Education

Senators at impasse on proposal to fund school aid, property tax relief with sales tax increase

Lawmakers debated a proposal April 6 to provide a minimum amount of state aid to each public school district. A pending amendment would replace the bill and raise the state sales tax rate in order to fund additional school aid and property tax credits.

Sen. Curt Friesen of Henderson, sponsor of LB1103, said the bill would ensure that each school district would receive no less than 25 percent of its basic funding needs—as calculated by the state’s school aid formula—in the form of state aid.

Sen. Curt Friesen
Sen. Curt Friesen

Friesen said his bill is an attempt to address the state’s overreliance on property taxes to fund public education and the dramatic shift in that tax burden to agricultural landowners over the past decade. As a result of that shift, he said, about 70 percent of the state’s 244 school districts receive no equalization aid, which is state aid intended to cover the needs of school districts that cannot be met by other resources, such as property taxes.

“We need to address how we fund K-12,” Friesen said, “and the state needs to accept more responsibility in that effort.”

Friesen filed a motion to substitute an amendment he had introduced with another amendment by Sen. Tom Briese of Albion. The amendment would replace Friesen’s original bill with provisions of LB1084 and would raise the state sales tax rate from 5.5 percent to 6.5 percent, raise taxes on a pack of cigarettes from 64 cents to $2.14 and impose a surtax on those earning at least $500,000.

The amendment would direct the additional tax proceeds to the state’s property tax credit fund and to school aid.

It would limit the amount that school districts could request in property taxes each year, and it would require the state Department of Education to oversee an in-depth review of the financing of public elementary and secondary schools.

Briese said the amendment would deliver “immediate and substantial” property tax relief, but he acknowledged that some senators would oppose raising other taxes to pay for it.

“I’ll admit there’s something in here for everybody to dislike,” he said, “but I can almost guarantee you that the average Nebraskan will support this concept.”

Sen.
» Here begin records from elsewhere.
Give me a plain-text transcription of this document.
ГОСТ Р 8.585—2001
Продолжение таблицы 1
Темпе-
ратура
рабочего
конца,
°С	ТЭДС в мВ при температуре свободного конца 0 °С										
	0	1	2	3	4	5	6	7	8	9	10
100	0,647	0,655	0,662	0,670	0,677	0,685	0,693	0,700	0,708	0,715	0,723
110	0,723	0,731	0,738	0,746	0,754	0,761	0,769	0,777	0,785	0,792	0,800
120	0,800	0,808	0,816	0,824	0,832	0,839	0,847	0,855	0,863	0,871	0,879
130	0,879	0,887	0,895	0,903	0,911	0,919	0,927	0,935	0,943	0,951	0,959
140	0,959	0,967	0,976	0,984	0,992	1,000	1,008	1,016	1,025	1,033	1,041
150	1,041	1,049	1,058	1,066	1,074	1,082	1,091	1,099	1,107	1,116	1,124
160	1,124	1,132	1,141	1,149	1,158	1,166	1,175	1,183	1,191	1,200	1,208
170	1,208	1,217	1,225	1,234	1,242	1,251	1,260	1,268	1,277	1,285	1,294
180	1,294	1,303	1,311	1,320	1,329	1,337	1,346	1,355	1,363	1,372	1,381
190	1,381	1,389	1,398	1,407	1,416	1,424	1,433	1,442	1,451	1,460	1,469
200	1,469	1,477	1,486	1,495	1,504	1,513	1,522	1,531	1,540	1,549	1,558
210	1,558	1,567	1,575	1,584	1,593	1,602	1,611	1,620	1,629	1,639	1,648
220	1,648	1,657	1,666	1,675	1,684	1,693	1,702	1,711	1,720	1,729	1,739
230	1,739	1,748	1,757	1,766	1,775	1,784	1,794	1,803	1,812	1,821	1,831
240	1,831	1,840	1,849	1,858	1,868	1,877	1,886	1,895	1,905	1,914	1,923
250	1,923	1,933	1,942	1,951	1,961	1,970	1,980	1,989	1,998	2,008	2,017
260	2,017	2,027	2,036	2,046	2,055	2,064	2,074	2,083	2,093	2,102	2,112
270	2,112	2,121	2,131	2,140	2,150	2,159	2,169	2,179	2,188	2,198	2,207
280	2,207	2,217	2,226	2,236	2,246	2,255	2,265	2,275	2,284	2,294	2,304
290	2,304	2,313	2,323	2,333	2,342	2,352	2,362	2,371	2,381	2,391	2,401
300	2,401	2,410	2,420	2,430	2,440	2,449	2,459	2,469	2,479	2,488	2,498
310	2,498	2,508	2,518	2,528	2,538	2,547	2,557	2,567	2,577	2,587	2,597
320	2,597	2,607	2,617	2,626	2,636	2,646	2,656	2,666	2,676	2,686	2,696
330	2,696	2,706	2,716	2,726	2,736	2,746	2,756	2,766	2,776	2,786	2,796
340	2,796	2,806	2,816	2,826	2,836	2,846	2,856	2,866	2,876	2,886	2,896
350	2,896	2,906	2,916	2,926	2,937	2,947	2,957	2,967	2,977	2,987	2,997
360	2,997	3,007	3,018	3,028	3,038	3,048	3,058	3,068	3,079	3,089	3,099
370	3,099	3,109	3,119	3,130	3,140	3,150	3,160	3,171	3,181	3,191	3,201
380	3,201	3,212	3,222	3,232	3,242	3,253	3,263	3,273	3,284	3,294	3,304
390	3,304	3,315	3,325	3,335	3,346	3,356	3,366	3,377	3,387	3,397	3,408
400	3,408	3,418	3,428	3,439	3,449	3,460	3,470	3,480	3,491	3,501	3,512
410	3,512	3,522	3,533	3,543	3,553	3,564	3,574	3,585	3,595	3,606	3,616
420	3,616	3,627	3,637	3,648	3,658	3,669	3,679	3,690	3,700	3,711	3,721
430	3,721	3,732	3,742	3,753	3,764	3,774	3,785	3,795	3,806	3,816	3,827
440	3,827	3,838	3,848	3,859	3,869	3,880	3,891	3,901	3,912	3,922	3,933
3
Tyson Larson of O’Neill opposed the bill and filed a motion to indefinitely postpone it, which would end consideration of it for this session. The motion failed on a 6-25 vote.

Sen. Jim Smith of Papillion also opposed the bill and said it would increase taxes by approximately $487 million. He said the amendment attempts to provide property tax relief by increasing sales and cigarette taxes, which would affect mostly low-income Nebraskans.

“If we’re going to be responsible and avoid putting burdensome taxes—more taxes—on our families and our businesses, it’s going to take time to get out of this,” Smith said, referring to the problem of high property taxes. “Don’t expect it to happen overnight.”

Sen. Lydia Brasch of Bancroft also opposed Briese’s amendment and filed a motion to bracket the bill. Brasch said she supports reducing property taxes, but the amendment would not control school spending or fix flaws in the state’s school funding formula that created the problem Friesen and Briese are trying to correct.

“We are not going to do this in the 11th hour of session,” she said. “We need to have a deliberate plan.”

Brasch said she favored LB947, sponsored by Smith, which would provide refundable income tax credits for homeowners and agricultural or horticultural landowners that would increase gradually over the next decade.

The Legislature moved to the next item on the agenda before voting on the bracket motion, Briese’s amendment or the bill. Per a practice implemented last year by Speaker Jim Scheer, the sponsor of a bill that is facing a potential filibuster must demonstrate sufficient support for a cloture motion before the measure will be scheduled for additional debate.

After debate on LB1103 had concluded, Scheer told lawmakers that he is willing to meet with five senators who introduced major tax bills this session—Briese, Friesen, Smith, Bayard Sen. Steve Erdman and North Platte Sen. Mike Groene—in an effort to broker a compromise so that a tax relief proposal could be passed this year. He said none of the bills currently has the 33 votes needed to secure a cloture motion.

“I don’t care what the lobby says, I don’t care what the governor says,” Scheer said. “We should be working for something that benefits the state of Nebraska—not next year, this year.”